It's basically just a question of preference. You can do all database queries with one or two tables (using UNION). So I'd prefer two tables to have a cleaner model structure. Image you'd want so save an income entry:
- One Table: You always have to set the type
- Two Tables: You just have to choose the right model
But I can image one database query that could(!) be faster with using only one table:
- If you want to
ORDER
both types let's say by date.
And there's another point where one table is better, but that doesn't apply to your model:
- If there's an infinite number of types. Or: If the number of types can change.
For everything else two separate tables are better. Concerning query performance:
- If the tables get really huge and you for example want to retrieve all income entries, it's of course faster to look up those entries in a table with 300000 entries than in a table with 600000 entries.
With a deeper look at the DBMS there's another reason for using two tables:
- Table locking. Some database engines lock whole tables for write operations. Thus only half of the data would get locked and the other half can still be accessed at the same time.

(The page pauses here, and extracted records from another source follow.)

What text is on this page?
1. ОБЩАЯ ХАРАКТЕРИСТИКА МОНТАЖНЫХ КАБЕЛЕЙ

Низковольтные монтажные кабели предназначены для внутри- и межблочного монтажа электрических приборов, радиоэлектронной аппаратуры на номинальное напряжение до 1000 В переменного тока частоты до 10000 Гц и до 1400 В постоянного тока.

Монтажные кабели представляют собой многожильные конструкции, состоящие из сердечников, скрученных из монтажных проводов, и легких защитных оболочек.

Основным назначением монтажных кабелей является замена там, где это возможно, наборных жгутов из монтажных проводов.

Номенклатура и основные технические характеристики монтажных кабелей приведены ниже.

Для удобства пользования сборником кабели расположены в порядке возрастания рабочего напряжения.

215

I will have a look at the ORDER
thing with two tables. Maybe I'm wrong and the performance impact isn't even there.
Results:
I've created three simple tables (using MySQL):
inc
: id
(int, PK), money
(int, not null)
exp
: id
(int, PK), money
(int, not null)
combi
: id
(int, PK), type
(tinyint, index, not null), money
(not null)
And then filled the tables with random data:
money
: from 1 to 10000
type
: from 1 to 2
inc
: 100000 entries
exp
: 100000 entries
combi
: 200000 entries
Run these queries:
SELECT id, money
FROM combi
WHERE money > 5000
ORDER BY money
LIMIT 200000;
0,1 sec ... without index: 0,1 sec
SELECT * FROM (
SELECT id, money FROM inc WHERE money > 5000
UNION
SELECT id, money FROM exp WHERE money > 5000
) a
ORDER BY money LIMIT 200000;
0,16 sec
SELECT id, money
FROM combi
WHERE money > 5000 && type = 1
ORDER BY money
LIMIT 200000;
0,14 sec ... without index: 0,085 sec
SELECT id, money
FROM inc
WHERE money > 5000
ORDER BY money
LIMIT 200000;
0,04 sec
And you can see the expected results:
- when you need income and expenses in one query, then one table is faster
- when you need only income OR expenses, then two tables are faster
But what I don't understand: Why is the query with type = 1
so much slower? I thought using index would make it nearly equal fast?